There’s more on Bowles’ resume. After shining in the East-West game, he earned a football scholarship to Western Carolina. He wasted little time asserting himself, breaking into the starting lineup as a freshman. He was a full-time starter for three years.

He entered college between 260 and 270 pounds, but he became a well-chiseled, 230-pound machine.

“I wore 46 pants at one time,” he said. “They ran what they called ‘Fat Boys.’ The Fat Boys had two-a-days – 45 minutes in the morning and 45 minutes in the afternoon. It was fat man practice. I got down to 34 pants. I got in real good shape and learned how to run. I ran all the time. Five miles never bothered me.”

Bowles was good enough to be named one of the team captains as a junior and senior. He was all-conference and all-district as a 1967 senior, when he helped the Catamounts to 7-3.

On offense, he played mostly tackle and some guard. He played some defense as a freshman and sophomore.

“I just loved contact,” he said. “I hated for spring practice to be over. Everybody else was happy. I said: ‘Heck, there’s no more contact for a while.’”

Bowles started his long teaching and coaching career at Briarcliff High in Atlanta, Ga., in 1967. He was a football assistant, head coach in wrestling and baseball and athletic director. Talk about a full plate.

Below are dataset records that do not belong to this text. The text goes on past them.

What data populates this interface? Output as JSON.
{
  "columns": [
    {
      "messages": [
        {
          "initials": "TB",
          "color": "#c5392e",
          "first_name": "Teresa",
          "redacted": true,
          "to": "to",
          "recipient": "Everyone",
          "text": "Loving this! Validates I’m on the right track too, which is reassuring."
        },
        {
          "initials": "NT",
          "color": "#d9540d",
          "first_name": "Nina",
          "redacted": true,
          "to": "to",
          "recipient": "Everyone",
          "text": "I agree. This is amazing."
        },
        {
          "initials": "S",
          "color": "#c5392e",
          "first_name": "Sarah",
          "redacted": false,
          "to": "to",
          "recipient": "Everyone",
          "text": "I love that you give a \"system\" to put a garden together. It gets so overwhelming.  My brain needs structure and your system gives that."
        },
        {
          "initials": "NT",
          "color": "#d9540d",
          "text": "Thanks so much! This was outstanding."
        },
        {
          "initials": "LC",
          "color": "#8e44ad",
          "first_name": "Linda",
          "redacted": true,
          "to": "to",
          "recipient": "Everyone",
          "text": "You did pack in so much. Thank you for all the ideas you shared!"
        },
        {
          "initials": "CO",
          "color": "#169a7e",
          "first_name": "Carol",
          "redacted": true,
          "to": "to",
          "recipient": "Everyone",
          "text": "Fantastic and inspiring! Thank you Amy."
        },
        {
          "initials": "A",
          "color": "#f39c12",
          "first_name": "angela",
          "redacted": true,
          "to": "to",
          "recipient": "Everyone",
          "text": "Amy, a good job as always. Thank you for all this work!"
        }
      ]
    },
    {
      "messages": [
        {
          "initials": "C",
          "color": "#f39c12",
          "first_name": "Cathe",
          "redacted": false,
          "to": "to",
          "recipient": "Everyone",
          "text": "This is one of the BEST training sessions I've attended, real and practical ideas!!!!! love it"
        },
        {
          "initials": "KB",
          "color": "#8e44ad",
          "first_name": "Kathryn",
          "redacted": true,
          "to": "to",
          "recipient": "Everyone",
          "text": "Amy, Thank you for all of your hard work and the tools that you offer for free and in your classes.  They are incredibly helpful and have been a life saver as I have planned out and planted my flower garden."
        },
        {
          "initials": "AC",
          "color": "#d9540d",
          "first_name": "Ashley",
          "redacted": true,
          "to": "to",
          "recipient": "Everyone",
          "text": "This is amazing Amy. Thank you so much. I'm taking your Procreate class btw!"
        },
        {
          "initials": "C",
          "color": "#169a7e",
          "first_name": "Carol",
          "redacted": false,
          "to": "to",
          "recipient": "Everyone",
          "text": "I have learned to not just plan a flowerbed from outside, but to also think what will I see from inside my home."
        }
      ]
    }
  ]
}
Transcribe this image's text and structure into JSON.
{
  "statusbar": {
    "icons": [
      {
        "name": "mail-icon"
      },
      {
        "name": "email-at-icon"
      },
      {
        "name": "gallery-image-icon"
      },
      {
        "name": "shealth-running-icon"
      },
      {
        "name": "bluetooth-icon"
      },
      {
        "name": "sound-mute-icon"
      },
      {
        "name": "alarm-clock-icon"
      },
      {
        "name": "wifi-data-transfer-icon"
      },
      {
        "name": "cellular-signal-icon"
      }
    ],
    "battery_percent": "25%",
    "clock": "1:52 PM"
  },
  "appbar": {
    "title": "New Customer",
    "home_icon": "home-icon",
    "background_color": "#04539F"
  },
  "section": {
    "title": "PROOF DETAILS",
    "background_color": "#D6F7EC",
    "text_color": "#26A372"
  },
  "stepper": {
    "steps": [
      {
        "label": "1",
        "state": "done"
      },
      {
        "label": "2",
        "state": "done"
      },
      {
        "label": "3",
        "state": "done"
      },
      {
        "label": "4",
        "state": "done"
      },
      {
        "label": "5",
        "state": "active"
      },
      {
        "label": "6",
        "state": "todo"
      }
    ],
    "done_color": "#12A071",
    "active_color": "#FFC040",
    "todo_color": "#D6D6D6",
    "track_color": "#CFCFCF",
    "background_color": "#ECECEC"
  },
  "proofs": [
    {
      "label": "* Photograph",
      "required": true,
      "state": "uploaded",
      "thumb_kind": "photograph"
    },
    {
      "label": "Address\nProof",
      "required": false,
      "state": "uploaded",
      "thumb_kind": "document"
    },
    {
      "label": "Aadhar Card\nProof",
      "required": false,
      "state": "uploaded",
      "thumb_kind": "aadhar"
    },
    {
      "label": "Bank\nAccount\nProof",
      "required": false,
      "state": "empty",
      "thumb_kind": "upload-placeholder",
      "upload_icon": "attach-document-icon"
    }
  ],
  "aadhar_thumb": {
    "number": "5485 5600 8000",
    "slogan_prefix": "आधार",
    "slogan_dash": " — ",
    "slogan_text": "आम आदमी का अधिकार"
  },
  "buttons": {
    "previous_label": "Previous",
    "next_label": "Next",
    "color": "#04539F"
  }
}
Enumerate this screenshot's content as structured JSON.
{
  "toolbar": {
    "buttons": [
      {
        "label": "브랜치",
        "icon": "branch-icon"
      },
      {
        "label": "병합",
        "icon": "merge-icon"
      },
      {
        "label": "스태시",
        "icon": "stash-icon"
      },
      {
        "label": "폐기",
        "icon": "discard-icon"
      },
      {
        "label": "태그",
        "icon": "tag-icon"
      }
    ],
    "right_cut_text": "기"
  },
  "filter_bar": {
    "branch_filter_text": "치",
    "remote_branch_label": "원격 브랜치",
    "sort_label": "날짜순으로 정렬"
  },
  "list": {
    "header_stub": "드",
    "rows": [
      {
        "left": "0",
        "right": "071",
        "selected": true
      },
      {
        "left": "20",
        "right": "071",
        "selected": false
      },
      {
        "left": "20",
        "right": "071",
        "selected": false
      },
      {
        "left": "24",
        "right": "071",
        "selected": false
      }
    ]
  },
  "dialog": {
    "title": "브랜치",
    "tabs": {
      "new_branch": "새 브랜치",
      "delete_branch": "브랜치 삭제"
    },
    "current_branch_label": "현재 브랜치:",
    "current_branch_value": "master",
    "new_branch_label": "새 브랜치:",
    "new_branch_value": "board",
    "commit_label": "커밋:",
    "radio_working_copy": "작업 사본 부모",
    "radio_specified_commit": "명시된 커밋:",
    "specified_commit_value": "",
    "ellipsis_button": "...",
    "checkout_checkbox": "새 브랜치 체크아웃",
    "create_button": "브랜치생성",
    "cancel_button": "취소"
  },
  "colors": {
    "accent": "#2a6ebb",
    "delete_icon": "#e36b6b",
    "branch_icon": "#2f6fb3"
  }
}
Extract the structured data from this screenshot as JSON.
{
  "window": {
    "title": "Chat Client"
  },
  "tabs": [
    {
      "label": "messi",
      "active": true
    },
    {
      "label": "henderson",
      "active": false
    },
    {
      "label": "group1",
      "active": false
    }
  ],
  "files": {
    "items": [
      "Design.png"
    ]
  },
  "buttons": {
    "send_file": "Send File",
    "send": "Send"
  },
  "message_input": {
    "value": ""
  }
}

“I was a young man and nobody wanted it,” he said. “They put it on me. Nobody really got mad. I was going to class, too, at Georgia Tech.”

After spending three-plus years at Briarcliff, Bowles moved to Gaffney High (S.C.), coaching football, wrestling and golf for six years. He found a home at East Rowan, coaching and teaching there for 28 years. He retired from teaching in 2003. He was a substitute teacher in Rowan County until 2009. He joined Scott Young’s football staff at West Rowan in 2004, and he helped the Falcons win three state championships.

Linemen are not always as widely appreciated as they should be, so John Grimes was glad Bowles was voted into the Davie hall of fame. His respect for Bowles was enormous.

“Of the people I practiced against and played against at Davie, Ed was the most bone-jarring, tooth-loosening hitter,” said Grimes, who enjoyed a solid football career at Wake Forest and was named to the Davie HOF in 2007. Grimes passed away in 2020. “When he hit you, you knew it. He was quick. I mean extra quick to be a lineman. He was strong. Just natural strength. When he tackled you, the backs wanted to find out what number that guy was so they could stay away from him. He was a headhunter. And he was a very intelligent player.

“He was super on the baseball team, too. He could hit and he had speed. For a lineman, he had excellent speed.”